Search code examples
pythonparsingebnfpeggrako

Parse one or more expressions with helpful errors


I'm using grako (a PEG parser generator library for python) to parse a simple declarative language where a document can contain one or more protocols.

Originally, I had the root rule for document written as:

document = {protocol}+ ;

This appropriately returns a list of protocols, but only gives helpful errors if a syntax error is in the first protocol. Otherwise, it silently discards the invalid protocol and everything after it.

I have also tried a few variations on:

document = protocol document | $ ;

But this doesn't result in a list if there's only one protocol, and doesn't give helpful error messages either, saying only no available options: (...) document if any of the protocols contains an error.

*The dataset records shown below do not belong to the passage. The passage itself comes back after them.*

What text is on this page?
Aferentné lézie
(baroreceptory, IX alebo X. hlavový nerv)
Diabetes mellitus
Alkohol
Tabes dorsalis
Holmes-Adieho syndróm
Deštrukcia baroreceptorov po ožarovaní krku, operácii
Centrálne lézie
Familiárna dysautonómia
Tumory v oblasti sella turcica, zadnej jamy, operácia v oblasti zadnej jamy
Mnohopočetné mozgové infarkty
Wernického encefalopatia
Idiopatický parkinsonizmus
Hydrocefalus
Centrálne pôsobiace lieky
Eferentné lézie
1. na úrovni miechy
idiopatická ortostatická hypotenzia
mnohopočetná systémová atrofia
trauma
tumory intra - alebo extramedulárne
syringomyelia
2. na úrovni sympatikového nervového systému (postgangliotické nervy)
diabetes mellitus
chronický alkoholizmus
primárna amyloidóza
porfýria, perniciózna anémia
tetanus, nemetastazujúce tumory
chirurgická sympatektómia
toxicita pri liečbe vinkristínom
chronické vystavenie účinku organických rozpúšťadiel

How do I write a rule that does both of the following?:

  1. Always returns a list, even if there's only one protocol
  2. Displays helpful error messages about the unsuccessful match, instead of just saying it's an invalid document or silently dropping the damaged protocol

Solution

  • This is the solution:

    document = {protocol ~ }+ $ ;
    

    If you don't add the $ for the parser to see the end of file, the parse will succeed with one or more protocol, even if there are more to parse.

    Adding the cut expression (~) makes the parser commit to what was parsed in the closest option/choice in the parse (a closure is an option of X = a X|();). Additional cut expressions within what's parsed by protocol will make the error messages be closer to the expected points of failure in the input.